Préjudice économique vs préjudice d'anxiété
En revanche, la chambre sociale de la Cour de cassation a reconnu, pour la première fois à notre connaissance, un préjudice spécifique d'anxiété, qu'elle définit comme « une situation d'inquiétude permanente face au risque de déclaration à tout moment d'une maladie liée à l'amiante », sur laquelle se greffent les « contrôles et examens réguliers propres à réactiver cette angoisse ». Ce préjudice, évalué à 7 500 euros par la cour d'appel de Bordeaux, est le seul à être sorti indemne des arrêts de la Cour de cassation. Faut-il y voir un lot de consolation ? Pas seulement, car son champ d'application s'étend bien au-delà des victimes de l'amiante : le préjudice d'anxiété pourra être plaidé à l'avenir pour toutes les contaminations, intoxications ou irradiations du fait des employeurs.

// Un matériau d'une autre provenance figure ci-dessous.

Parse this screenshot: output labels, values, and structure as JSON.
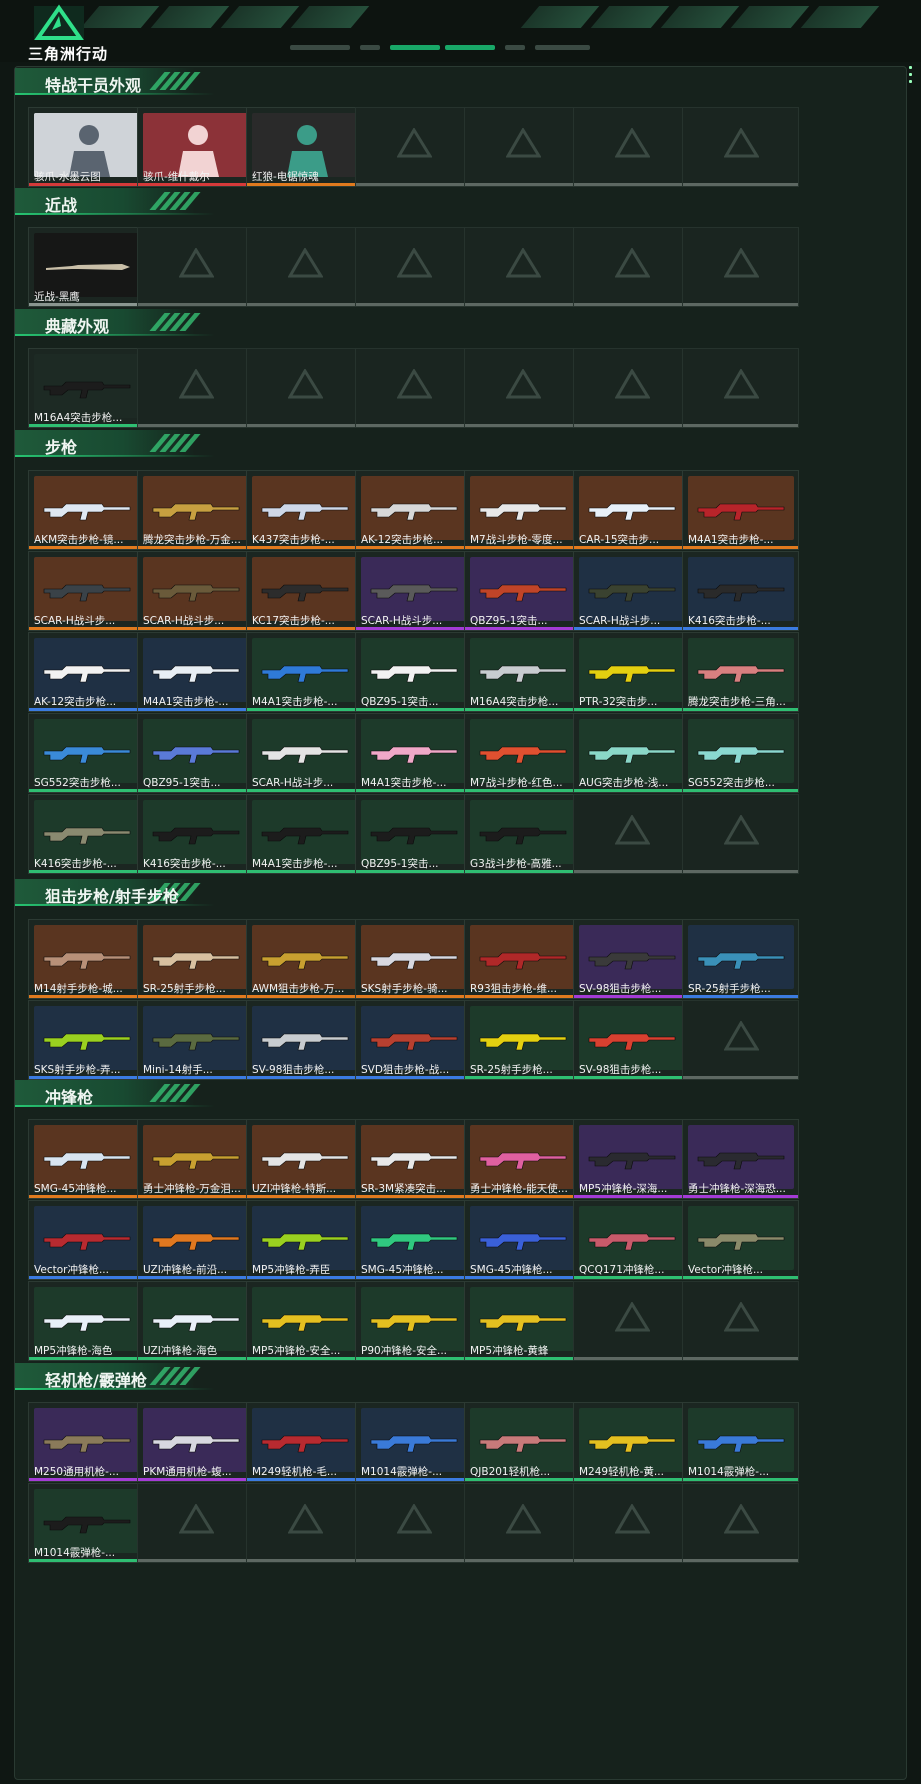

Déçu mais profondément déterminé, Jean-Paul Teissonnière, avocat des salariés dans les deux affaires, considère que la Cour de cassation « approfondit le processus de déresponsabilisation des entreprises qui ont impunément empoisonné des dizaines de milliers de salariés et dont l'indemnisation repose pour l'essentiel, non sur les employeurs responsables mais sur la branche accidents du travail ». L'avocat a fait savoir qu'il entendait continuer le combat devant les deux cours d'appel de renvoi. Rendez-vous est donc pris à Toulouse et à Paris devant une cour d'appel autrement composée.
Quant à l'Association nationale de défense des victimes de l'amiante (Andeva), qui n'est pas intervenue dans ces procès, elle salue la reconnaissance du préjudice d'anxiété, qui « ouvre de nombreuses portes et des possibilités nouvelles ». Elle ne change rien à ses priorités, parmi lesquelles figure en bonne place l'augmentation du montant de l'allocation de la préretraite.